Artificial Intelligence
Common sense tells us that our mind is a unified and singular thing, but this has been challenged by strands of artificial intelligence and psychology that aim to understand our thinking by breaking it down into many different parts.
Psychologists investigating intelligence and personality have long since moved away from the idea that there is just one kind of intelligence, or that we each have a single personality. We now know that there are many types of intelligence and that we are all multiple, thinking and acting differently in different settings at different times. This self multiplicity is now seen as an essential trait needed to thrive in modern culture.
This section will give you a brief introduction to Artificial Intelligence research and two famous AI systems that use decentralised models of mind.
Researchers working in artificial intelligence create computing systems that simulate human thinking, in order to create smarter computers and robots and to learn more about how the human mind thinks. Although early AI research was dominated by the design of systems that aimed to solve problems by follow logical rules, much AI research since the 70’s has suggested that many of the ways that we think and feel are in some way decentralised, featuring processes that are parallel and distributed. Instead of one unified set of rules controlled from above, these systems feature break thinking down into many separate processes, allowing thought to emerge from the bottom up.
Minsky (1994) popularised the idea that thinking can be simulated by interactions between multitudes of cognitive agents working in parallel, often in competition. Each of these agents is highly specialised to carry our a particular mental process, but are by themselves unintelligent. No one agent is capable of thought or complex understanding, but as a result of their working together, complex thinking emerges. According to this idea, simple thought processes that we take for granted such as coordinating building a tower of toy blocks, are composed of mini societies of agents. One simple example given is the AI program written for a robot built in the 60’s designed to build a tower of toy wooden blocks. The robot has a video camera to see with and a robot arm to manipulate the blocks with.
A more complex model is an example of a Connectionist AI system, designed to simulate parallel and distributed memory processes.
This example is one of the simplest used to describe decentralised models of mind, others involve many more layers, that break down thought processes into smaller and smaller parts that don’t use the kind of language we speak everyday. These sub-symbolic processes are difficult to describe as the units are so abstracted from our experience of things.
Parallel, distributed and decentralised models of mind offer us a completely different way to describe how we think and feel. Contrary to the unified and sequential way that we experience our thoughts and the sense of control that this gives us, behind the scenes, our thoughts are the result of many different and competing processes, running in parallel, often without our knowledge or control.
This has profound implications for the way we understand our own and one others thoughts and identities.

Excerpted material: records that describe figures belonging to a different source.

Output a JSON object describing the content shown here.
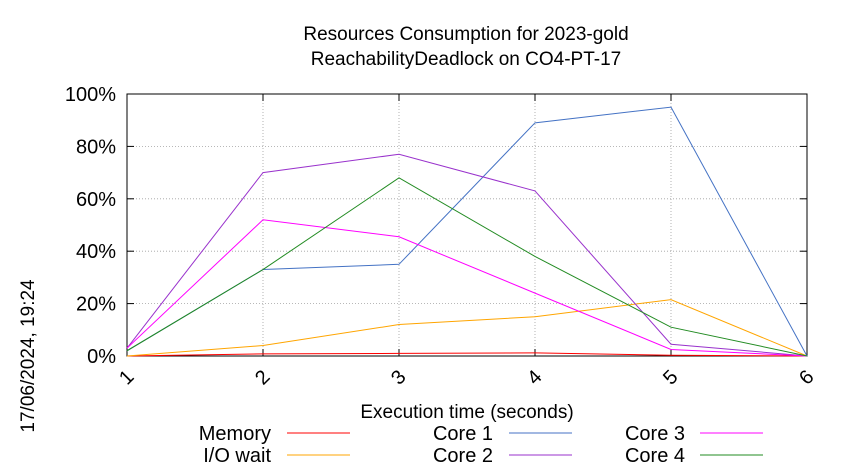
{
  "chart_data": {
    "type": "line",
    "title": "Resources Consumption for 2023-gold",
    "subtitle": "ReachabilityDeadlock on CO4-PT-17",
    "xlabel": "Execution time (seconds)",
    "ylabel": "",
    "side_label": "17/06/2024, 19:24",
    "x": [
      1,
      2,
      3,
      4,
      5,
      6
    ],
    "x_ticks": [
      "1",
      "2",
      "3",
      "4",
      "5",
      "6"
    ],
    "xlim": [
      1,
      6
    ],
    "ylim": [
      0,
      100
    ],
    "y_ticks": [
      {
        "value": 0,
        "label": "0%"
      },
      {
        "value": 20,
        "label": "20%"
      },
      {
        "value": 40,
        "label": "40%"
      },
      {
        "value": 60,
        "label": "60%"
      },
      {
        "value": 80,
        "label": "80%"
      },
      {
        "value": 100,
        "label": "100%"
      }
    ],
    "grid": true,
    "legend_position": "bottom",
    "series": [
      {
        "name": "Memory",
        "color": "#ff0000",
        "values": [
          0,
          0.8,
          1.0,
          1.2,
          0.3,
          0
        ]
      },
      {
        "name": "I/O wait",
        "color": "#ffa500",
        "values": [
          0,
          4,
          12,
          15,
          21.5,
          0
        ]
      },
      {
        "name": "Core 1",
        "color": "#4472c4",
        "values": [
          2,
          33,
          35,
          89,
          95,
          0
        ]
      },
      {
        "name": "Core 2",
        "color": "#9932cc",
        "values": [
          3,
          70,
          77,
          63,
          4.5,
          0
        ]
      },
      {
        "name": "Core 3",
        "color": "#ff00ff",
        "values": [
          3,
          52,
          45.5,
          24,
          2.5,
          0
        ]
      },
      {
        "name": "Core 4",
        "color": "#228b22",
        "values": [
          2,
          33,
          68,
          38,
          11,
          0
        ]
      }
    ]
  }
}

In his book, ‘Turtles, Termites and Traffic Jams’ introduces the centralised mindset as the tendency to assume that things are happening because they are being controlled by a central power. For years we believed that flocking occurred when birds followed the directions of a leader birds and that termite queens managed their colony. StarLogo, a massively parallel version of Logo, was designed to support children to model complex systems. In ‘Turtles, Termites and Traffic Jams’ Resnick discussed various decentred views of mind. Describing trends in psychoanalysis and AI, he stated that the decentralisation zeitgeist was ‘creating an environment in which decentralised models of mind seem natural and sensible.’ Since then there has been no sign of any new tools being developed to support people to explore these ideas, possibly because decentralised cognitive architectures don’t feature the same easily understood agent, colony level behaviours that natural systems do. e.g. the behaviour of a fish and the behaviour of a school of fish.
This project aims to make use of decentralised behaviours found in nature and in artificial life and use them to explore creative new ways to describe decentralised cognition.